Don't know where you live or how much total snowpack you get,but for a 700' driveway I'd spend my money on an old 3/4 ton 4WD P/U w/ a good power angle snowplow. Only use the loader for tight areas the plow can't get into or pushing snowbanks back if needed. Which is more comfortable,a nice heated P/U cab or an open tractor???
JMHO,
Mike


----------



## Simpleprestige (Apr 20, 2007)

We have a quarter of a mile driveway and it is all hills. The first winter we lived here, we had a guy plow the whole thing for $300. If we got more than an inch of snow, he would be there before 4 in the morning. Last winter, we had a 4-wheeler and I used that to plow along with the plow guy and it worked out pretty well because I was able to get the job done when I wanted it done as he was very busy. Now we have a JD 3520 w/ loader and back blade. I can't wait for winter. 

I don't mind the cold, so I enjoy it out there playing on my equipment, but if it is that big a deal, find a local farmer who has a plow truck.


----------



## Live Oak (Dec 22, 2003)

> _Originally posted by sits in trees _
> *and why does everything everybody post's here get butchered???with***** ***** *


My apologies for the ********'s. Until recently, we were having a horrible problem with spammers posting vulgar and other unwanted material. I have been fine tunning the censor filter to keep out the bad and allow the good. We do our best to keep this a family rated website so all can enjoy it. Please bare with us and I appreciate your understanding and support. 

Randy


----------



## JDFANATIC (Dec 28, 2005)

I think sits in trees is more ticked off after no responses for nearly two months.

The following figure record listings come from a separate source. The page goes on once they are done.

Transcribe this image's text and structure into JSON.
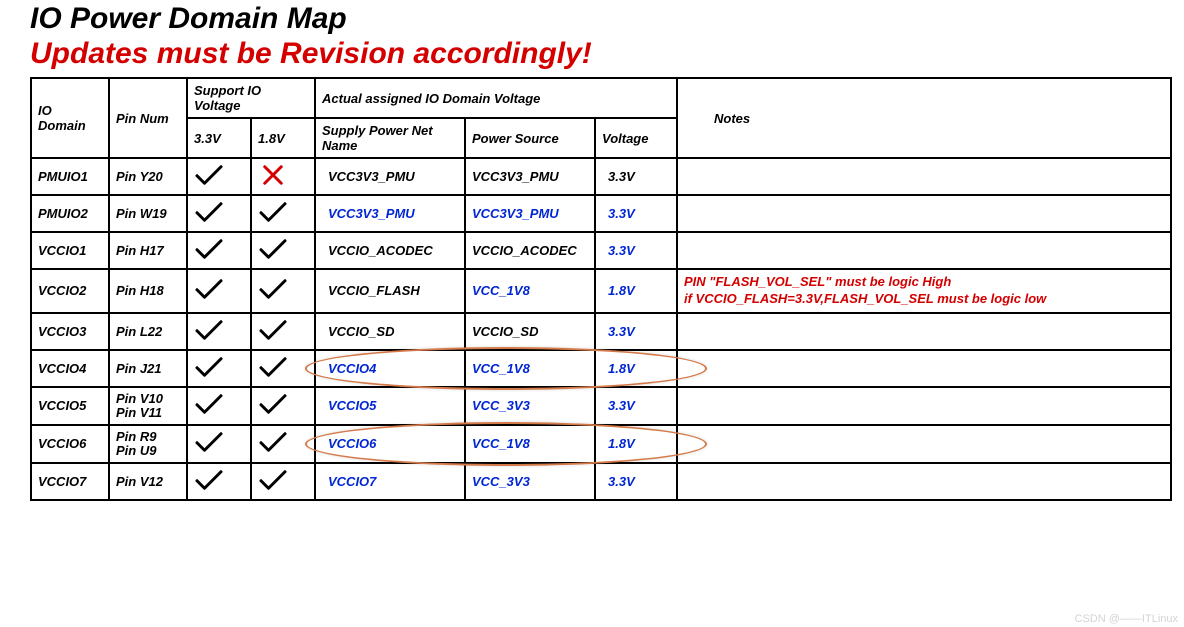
{
  "title": {
    "line1": "IO Power Domain Map",
    "line2": "Updates must be Revision accordingly!"
  },
  "headers": {
    "io_domain": "IO Domain",
    "pin_num": "Pin Num",
    "support_group": "Support IO Voltage",
    "v33": "3.3V",
    "v18": "1.8V",
    "actual_group": "Actual assigned IO Domain Voltage",
    "net_name": "Supply Power Net Name",
    "power_source": "Power Source",
    "voltage": "Voltage",
    "notes": "Notes"
  },
  "colors": {
    "check": "#000000",
    "cross": "#d40000",
    "blue_text": "#0026d4",
    "red_text": "#d40000",
    "annotation_stroke": "#d47a4a",
    "background": "#ffffff",
    "border": "#000000"
  },
  "rows": [
    {
      "io": "PMUIO1",
      "pin": "Pin Y20",
      "s33": "check",
      "s18": "cross",
      "net": "VCC3V3_PMU",
      "net_color": "black",
      "src": "VCC3V3_PMU",
      "src_color": "black",
      "volt": "3.3V",
      "volt_color": "black",
      "note_lines": [],
      "circled": false
    },
    {
      "io": "PMUIO2",
      "pin": "Pin W19",
      "s33": "check",
      "s18": "check",
      "net": "VCC3V3_PMU",
      "net_color": "blue",
      "src": "VCC3V3_PMU",
      "src_color": "blue",
      "volt": "3.3V",
      "volt_color": "blue",
      "note_lines": [],
      "circled": false
    },
    {
      "io": "VCCIO1",
      "pin": "Pin H17",
      "s33": "check",
      "s18": "check",
      "net": "VCCIO_ACODEC",
      "net_color": "black",
      "src": "VCCIO_ACODEC",
      "src_color": "black",
      "volt": "3.3V",
      "volt_color": "blue",
      "note_lines": [],
      "circled": false
    },
    {
      "io": "VCCIO2",
      "pin": "Pin H18",
      "s33": "check",
      "s18": "check",
      "net": "VCCIO_FLASH",
      "net_color": "black",
      "src": "VCC_1V8",
      "src_color": "blue",
      "volt": "1.8V",
      "volt_color": "blue",
      "note_lines": [
        "PIN \"FLASH_VOL_SEL\"  must be logic High",
        "if VCCIO_FLASH=3.3V,FLASH_VOL_SEL must be logic low"
      ],
      "circled": false
    },
    {
      "io": "VCCIO3",
      "pin": "Pin L22",
      "s33": "check",
      "s18": "check",
      "net": "VCCIO_SD",
      "net_color": "black",
      "src": "VCCIO_SD",
      "src_color": "black",
      "volt": "3.3V",
      "volt_color": "blue",
      "note_lines": [],
      "circled": false
    },
    {
      "io": "VCCIO4",
      "pin": "Pin J21",
      "s33": "check",
      "s18": "check",
      "net": "VCCIO4",
      "net_color": "blue",
      "src": "VCC_1V8",
      "src_color": "blue",
      "volt": "1.8V",
      "volt_color": "blue",
      "note_lines": [],
      "circled": true
    },
    {
      "io": "VCCIO5",
      "pin": "Pin V10\nPin V11",
      "s33": "check",
      "s18": "check",
      "net": "VCCIO5",
      "net_color": "blue",
      "src": "VCC_3V3",
      "src_color": "blue",
      "volt": "3.3V",
      "volt_color": "blue",
      "note_lines": [],
      "circled": false
    },
    {
      "io": "VCCIO6",
      "pin": "Pin R9\nPin U9",
      "s33": "check",
      "s18": "check",
      "net": "VCCIO6",
      "net_color": "blue",
      "src": "VCC_1V8",
      "src_color": "blue",
      "volt": "1.8V",
      "volt_color": "blue",
      "note_lines": [],
      "circled": true
    },
    {
      "io": "VCCIO7",
      "pin": "Pin V12",
      "s33": "check",
      "s18": "check",
      "net": "VCCIO7",
      "net_color": "blue",
      "src": "VCC_3V3",
      "src_color": "blue",
      "volt": "3.3V",
      "volt_color": "blue",
      "note_lines": [],
      "circled": false
    }
  ],
  "watermark": "CSDN @——ITLinux"
}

When I come here I just use the new threads and posts search, and I never saw this one either, so maybe our software was the culprit. 

Mike's advice to the OP was good; I'd get pretty tired of removing snow with my FEL. A blower and cab go a long way though!


----------



## sits in trees (Jul 2, 2007)

hey fellas, thanks for the great replies......


----------



## JDFANATIC (Dec 28, 2005)

sits in trees,

Though I haven't used this combo myself, I have heard from others that use a backblade and a FEL for snow removal with great success. I'm not sure that would be a good combo here in the northeast where we're liable to get a heavy, wet, 24", snowfall from a single storm. My neighbor and I share a drive a bit longer than you describe, and though we paved it after ~ 15 years, his plow (on a JD318) can't keep up with my JD425/blower, and is nowhere close to my JD2210/blower/cab combo.

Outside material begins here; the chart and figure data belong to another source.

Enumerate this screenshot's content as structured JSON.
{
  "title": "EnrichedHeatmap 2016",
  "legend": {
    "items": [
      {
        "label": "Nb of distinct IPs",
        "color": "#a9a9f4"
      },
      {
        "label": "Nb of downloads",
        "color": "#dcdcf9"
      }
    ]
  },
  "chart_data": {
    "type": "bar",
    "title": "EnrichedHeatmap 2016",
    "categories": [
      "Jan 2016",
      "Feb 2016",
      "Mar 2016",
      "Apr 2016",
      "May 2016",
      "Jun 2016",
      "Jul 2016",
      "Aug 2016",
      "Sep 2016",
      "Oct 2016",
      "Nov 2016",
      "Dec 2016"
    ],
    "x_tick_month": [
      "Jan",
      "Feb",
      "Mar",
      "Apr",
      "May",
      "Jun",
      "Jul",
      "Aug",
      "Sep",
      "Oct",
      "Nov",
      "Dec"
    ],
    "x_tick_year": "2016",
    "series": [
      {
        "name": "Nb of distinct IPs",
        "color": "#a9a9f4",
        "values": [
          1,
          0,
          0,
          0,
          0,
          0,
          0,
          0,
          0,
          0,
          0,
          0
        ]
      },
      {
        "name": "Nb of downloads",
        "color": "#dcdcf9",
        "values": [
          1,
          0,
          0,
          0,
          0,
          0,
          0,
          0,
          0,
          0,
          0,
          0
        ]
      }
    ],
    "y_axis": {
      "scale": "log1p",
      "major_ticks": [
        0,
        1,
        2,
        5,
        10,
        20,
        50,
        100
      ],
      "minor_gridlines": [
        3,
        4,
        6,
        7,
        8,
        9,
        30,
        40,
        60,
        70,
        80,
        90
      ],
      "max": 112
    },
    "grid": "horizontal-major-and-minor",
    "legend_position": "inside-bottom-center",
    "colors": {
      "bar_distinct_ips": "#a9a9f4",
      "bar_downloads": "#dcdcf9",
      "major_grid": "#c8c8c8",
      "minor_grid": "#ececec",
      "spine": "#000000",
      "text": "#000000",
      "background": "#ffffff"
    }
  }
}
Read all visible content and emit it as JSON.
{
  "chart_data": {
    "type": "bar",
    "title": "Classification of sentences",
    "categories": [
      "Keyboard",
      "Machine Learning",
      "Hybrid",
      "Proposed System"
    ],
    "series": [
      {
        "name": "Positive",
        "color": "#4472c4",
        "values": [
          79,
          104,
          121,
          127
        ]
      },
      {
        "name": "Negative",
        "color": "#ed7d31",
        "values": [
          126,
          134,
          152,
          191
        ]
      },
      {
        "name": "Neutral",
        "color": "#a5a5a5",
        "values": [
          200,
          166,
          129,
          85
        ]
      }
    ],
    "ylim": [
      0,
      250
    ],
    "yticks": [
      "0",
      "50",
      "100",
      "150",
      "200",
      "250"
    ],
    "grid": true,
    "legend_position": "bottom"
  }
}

Where in the US are you moving the white stuff?


----------



## Live Oak (Dec 22, 2003)

sits in trees, please accept my apologies for the intial non-replies. I try to answer as many posts as I can. Not sure what happened here but your post definitely slipped by me.

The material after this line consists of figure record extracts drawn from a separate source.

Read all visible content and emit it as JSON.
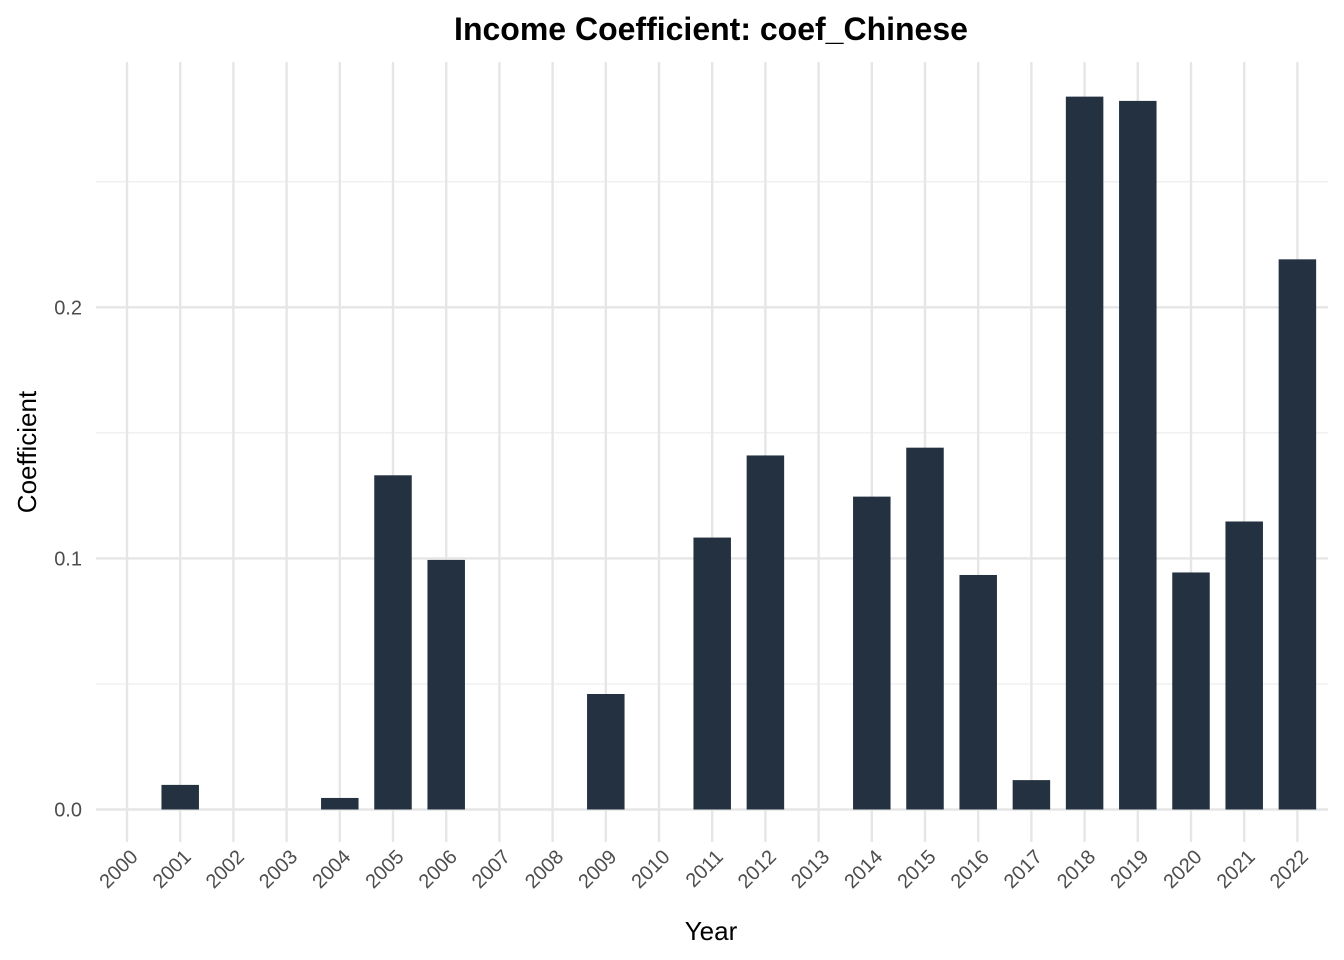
{
  "chart_data": {
    "type": "bar",
    "title": "Income Coefficient: coef_Chinese",
    "xlabel": "Year",
    "ylabel": "Coefficient",
    "categories": [
      "2000",
      "2001",
      "2002",
      "2003",
      "2004",
      "2005",
      "2006",
      "2007",
      "2008",
      "2009",
      "2010",
      "2011",
      "2012",
      "2013",
      "2014",
      "2015",
      "2016",
      "2017",
      "2018",
      "2019",
      "2020",
      "2021",
      "2022"
    ],
    "values": [
      0,
      0.0098,
      0,
      0,
      0.0046,
      0.1331,
      0.0994,
      0,
      0,
      0.046,
      0,
      0.1083,
      0.141,
      0,
      0.1246,
      0.1441,
      0.0934,
      0.0117,
      0.2839,
      0.2822,
      0.0944,
      0.1147,
      0.2191
    ],
    "y_ticks": [
      "0.0",
      "0.1",
      "0.2"
    ],
    "ylim": [
      -0.012,
      0.3
    ],
    "grid": true,
    "bar_color": "#233140",
    "legend": "none"
  }
}
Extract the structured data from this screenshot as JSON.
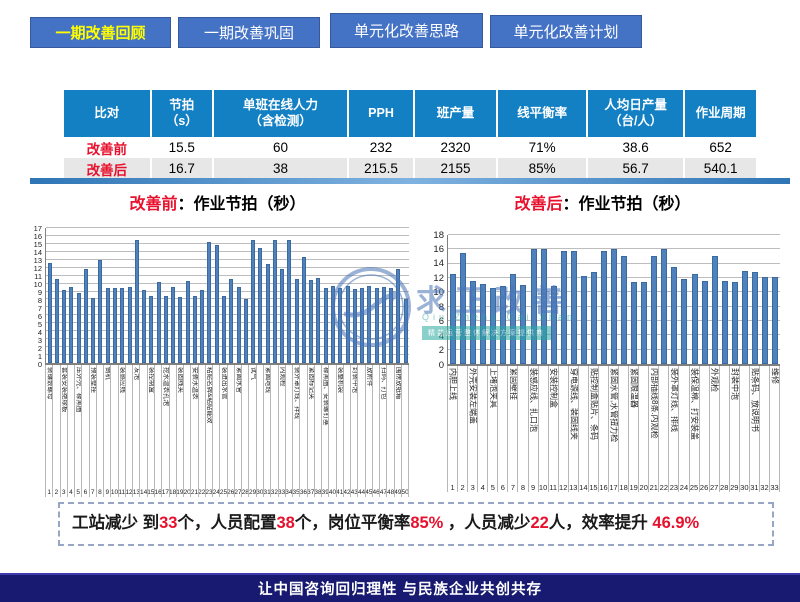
{
  "tabs": [
    {
      "label": "一期改善回顾",
      "active": true
    },
    {
      "label": "一期改善巩固",
      "active": false
    },
    {
      "label": "单元化改善思路",
      "active": false
    },
    {
      "label": "单元化改善计划",
      "active": false
    }
  ],
  "table": {
    "columns": [
      "比对",
      "节拍\n（s）",
      "单班在线人力\n（含检测）",
      "PPH",
      "班产量",
      "线平衡率",
      "人均日产量\n（台/人）",
      "作业周期"
    ],
    "rows": [
      {
        "label": "改善前",
        "values": [
          "15.5",
          "60",
          "232",
          "2320",
          "71%",
          "38.6",
          "652"
        ],
        "shade": false
      },
      {
        "label": "改善后",
        "values": [
          "16.7",
          "38",
          "215.5",
          "2155",
          "85%",
          "56.7",
          "540.1"
        ],
        "shade": true
      }
    ]
  },
  "chart_data": [
    {
      "type": "bar",
      "title_prefix": "改善前",
      "title_rest": "：作业节拍（秒）",
      "ylabel": "",
      "xlabel": "",
      "ylim": [
        0,
        17
      ],
      "ytick_step": 1,
      "grid": true,
      "legend": "none",
      "bar_color": "#4f81bd",
      "x_numbering": "1..50",
      "values": [
        12.6,
        10.6,
        9.2,
        9.6,
        8.8,
        11.8,
        8.2,
        13.0,
        9.4,
        9.5,
        9.4,
        9.6,
        15.5,
        9.2,
        8.5,
        10.2,
        8.5,
        9.6,
        8.3,
        10.3,
        8.5,
        9.2,
        15.2,
        14.8,
        8.4,
        10.6,
        9.6,
        8.1,
        15.5,
        14.5,
        12.5,
        15.5,
        11.9,
        15.5,
        10.6,
        13.4,
        10.5,
        10.7,
        9.5,
        9.7,
        9.5,
        9.7,
        9.3,
        9.5,
        9.7,
        9.4,
        9.6,
        9.5,
        11.9,
        8.1
      ],
      "xlabels": [
        "装镶嵌螺母",
        "",
        "套装安装绝缘板",
        "",
        "压外壳、橡黑圈",
        "",
        "预装壁挂",
        "",
        "倒机",
        "",
        "装感应线",
        "",
        "发泡",
        "",
        "装控制盒",
        "",
        "挖水温表孔泡",
        "",
        "装固线夹",
        "",
        "安装水温表",
        "",
        "粘贴名牌&粘贴能效",
        "",
        "装进出水管",
        "",
        "紧固水管",
        "",
        "试气",
        "",
        "紧固地线",
        "",
        "内观检",
        "",
        "装外罩灯线、拌线",
        "",
        "紧固标记夹",
        "",
        "橡黑圈、安装螺钉塞",
        "",
        "装整机袋",
        "",
        "封装中泡",
        "",
        "放附件",
        "",
        "扫码、打包",
        "",
        "围楞放纸箱",
        ""
      ]
    },
    {
      "type": "bar",
      "title_prefix": "改善后",
      "title_rest": "：作业节拍（秒）",
      "ylabel": "",
      "xlabel": "",
      "ylim": [
        0,
        18
      ],
      "ytick_step": 2,
      "grid": true,
      "legend": "none",
      "bar_color": "#4f81bd",
      "x_numbering": "1..33",
      "values": [
        12.6,
        15.5,
        11.6,
        11.2,
        10.6,
        10.9,
        12.6,
        11.0,
        16.0,
        16.0,
        10.9,
        15.7,
        15.8,
        12.3,
        12.8,
        15.7,
        16.0,
        15.1,
        11.5,
        11.5,
        15.1,
        16.0,
        13.6,
        11.8,
        12.6,
        11.6,
        15.1,
        11.6,
        11.5,
        13.0,
        12.8,
        12.1,
        12.1
      ],
      "xlabels": [
        "内胆上线",
        "",
        "外壳安装左端盖",
        "",
        "上堵泡夹具",
        "",
        "紧固壁挂",
        "",
        "装感应线、扎口泡",
        "",
        "安装控制盒",
        "",
        "穿电源线、装固线夹",
        "",
        "贴控制盒贴片、条码",
        "",
        "紧固水管,水管扭力检",
        "",
        "紧固限温器",
        "",
        "内部插线8条.内观检",
        "",
        "装外罩灯线、排线",
        "",
        "装保温棉、打安装盖",
        "",
        "外观检",
        "",
        "封装中泡",
        "",
        "贴条码、放说明书",
        "",
        "维修"
      ]
    }
  ],
  "watermark": {
    "name": "求正改善",
    "sub": "Qiu Zheng Gai Shan",
    "tagline": "精益运营整体解决方案提供商"
  },
  "summary": {
    "segments": [
      {
        "t": "工站减少 到",
        "c": "k"
      },
      {
        "t": "33",
        "c": "r"
      },
      {
        "t": "个，人员配置",
        "c": "k"
      },
      {
        "t": "38",
        "c": "r"
      },
      {
        "t": "个，岗位平衡率",
        "c": "k"
      },
      {
        "t": "85%",
        "c": "r"
      },
      {
        "t": " ，人员减少",
        "c": "k"
      },
      {
        "t": "22",
        "c": "r"
      },
      {
        "t": "人，效率提升 ",
        "c": "k"
      },
      {
        "t": "46.9%",
        "c": "r"
      }
    ]
  },
  "footer": {
    "text": "让中国咨询回归理性  与民族企业共创共存"
  },
  "colors": {
    "tab_blue": "#4472c4",
    "tab_active_text": "#ffff00",
    "table_header": "#1480c4",
    "bar": "#4f81bd",
    "red": "#e8112d",
    "footer_navy": "#171a70"
  }
}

I have ZERO experience with snow removal due to my location so far south. We are lucky if we see a few flurries or much frost so I will defer to the member's experience above.


----------



## Lamar Holland (Dec 28, 2005)

It really depends one where sits in trees lives,,, A little snow, a lot of snow? You don't say the area so it is hard to give an honest answer,, Look at my avatar and you see the L 48, which I use a 7 1/2 ft power angle Diamond plow. My driveway is just over 1600 ft long, Use to do it with a FEL. Found an old rotting 7' blade, welded tabs in the bucket then used this, all prior to having the machine I have now... A FEl and blade or box blade would not work in my situation


----------